Dumbocracy. From [NYTimes] A 36-year-old racist suspect lawyer who has never tried a case and who was unanimously deemed “not qualified” by the American Bar Association has been approved for a lifetime federal district judgeship by the Senate Judiciary Committee.
The lawyer, Brett Talley, is the fourth judicial nominee under President Trump to receive a “not qualified” rating from the bar association and the second to receive the rating unanimously. Since 1989, the association has unanimously rated only two other judicial nominees as not qualified.
The Senate committee’s vote on Thursday to approve Mr. Talley, who graduated from Harvard Law School in 2007 and is a deputy assistant attorney general at the Justice Department, fell along party lines; Republican members outnumber Democrats on the committee 11 to nine. Mr. Talley will now face a full hearing in the Senate. If confirmed, he would serve as a trial judge in his home state of Alabama.

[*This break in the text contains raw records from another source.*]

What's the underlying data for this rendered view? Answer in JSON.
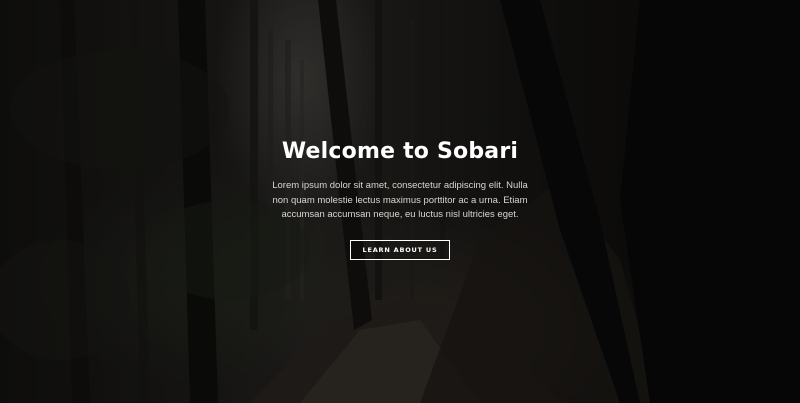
{
  "hero": {
    "title": "Welcome to Sobari",
    "description": "Lorem ipsum dolor sit amet, consectetur adipiscing elit. Nulla non quam molestie lectus maximus porttitor ac a urna. Etiam accumsan accumsan neque, eu luctus nisl ultricies eget.",
    "button_label": "LEARN ABOUT US"
  },
  "colors": {
    "title_text": "#ffffff",
    "body_text": "#d9d6d1",
    "button_border": "#ffffff",
    "background_dark": "#0b0a0a"
  }
}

Mr. Talley’s nomination is just one of the latest examples of Mr. Trump’s efforts to reshape the nation’s courts, packing them with young, deeply conservative judges.
Mr. Talley’s lack of experience drew searing questions from Democratic members of the committee. Senator Richard J. Durbin of Illinois, the minority whip, asked Mr. Talley in a written questionnaire, “Do you think it is advisable to put people with literally no trial experience on the federal district court bench?”
Mr. Talley demurred. “It would be inappropriate for me as a nominee to comment on the advisability of any nomination,” he wrote.
Senator Dianne Feinstein of California, the ranking member of the committee, asked if Mr. Talley had ever argued a motion in Federal District Court, given that he had never tried a case. He had not.
Ms. Feinstein also pointed to Mr. Talley’s prolific social media presence before his nomination. He once referred to Hillary Clinton as “Hillary Rotten Clinton” on his public Twitter account, which is now private.
In 2013, he wrote on his blog that armed revolution was an important defense against tyrannical government. Ms. Feinstein asked in her written questions when Mr. Talley believed it would become appropriate for American citizens to participate in an armed uprising against the government.
He replied that he did not believe any situation in American history — with the “possible exception” of slavery — had called for armed rebellion.
At the committee vote on Thursday, Ms. Feinstein took greatest issue with Mr. Talley’s professed views on gun control. In 2013, about a month after a gunman killed 20 children at an elementary school in Newtown, Conn., Mr. Talley on his blog pledged his total support to the National Rifle Association, “financially, politically and intellectually.”
Ms. Feinstein said she had asked Mr. Talley whether, if confirmed, he would commit to recusing himself in cases involving weapons. He refused.
“I find this unacceptable,” she said.
Senator Charles E. Grassley, Republican of Iowa and the chairman of the committee, defended Mr. Talley’s qualifications. “Mr. Talley has a wide breadth of various legal experience that has helped to expose him to different aspects of federal law and the issues that would come before him,” he said in a statement.
Mr. Grassley also cast doubt on the importance of the bar association’s rating. “Senators can decide for themselves if the A.B.A.’s metric of what makes a nominee qualified is proper in these cases,” he said.
Senator Lindsey Graham, Republican of South Carolina, in 2012 had praised the bar association’s practice of evaluating judicial nominees as an important way to distinguish between people who merely had political connections and people who belonged on the bench.
Mr. Grassley also noted that other judicial nominees rated “not qualified” had been approved by the Senate Judiciary Committee, at times unanimously.
Other judicial nominees have faced scrutiny for their lack of trial experience. In 2010, Jeff Sessions, then a senator from Alabama, asked Nancy Freudenthal, who had been nominated to Wyoming District Court by President Barack Obama, about her having never tried a case before a jury. Ms. Freudenthal was eventually approved by the Senate, 96 to 1.
Additionally, the comparative rarity of “not qualified” ratings for judicial nominees under previous administrations may have been due, at least in part, to a difference in procedure. Every president since Dwight D. Eisenhower, with the exception of George W. Bush, screened potential nominees with the American Bar Association before publicly announcing them — a tradition the Trump administration has decided to shun.
But that change alone does not account for the number of unqualified nominees under Mr. Trump, said Kristine Lucius, executive vice president for policy of the Leadership Conference on Civil and Human Rights, a coalition of civil rights and labor groups.
“It is unprecedented to have this many, this quickly, in this short a time,” she said. Of Mr. Talley, she added, “When you think of how much power a district court nominee has over life and death decisions every day, it’s really irresponsible to put someone on with that little experience.”
The Senate committee on Thursday also approved four other nominees for federal judgeships, including Holly Lou Teeter, who also received a “not qualified” rating.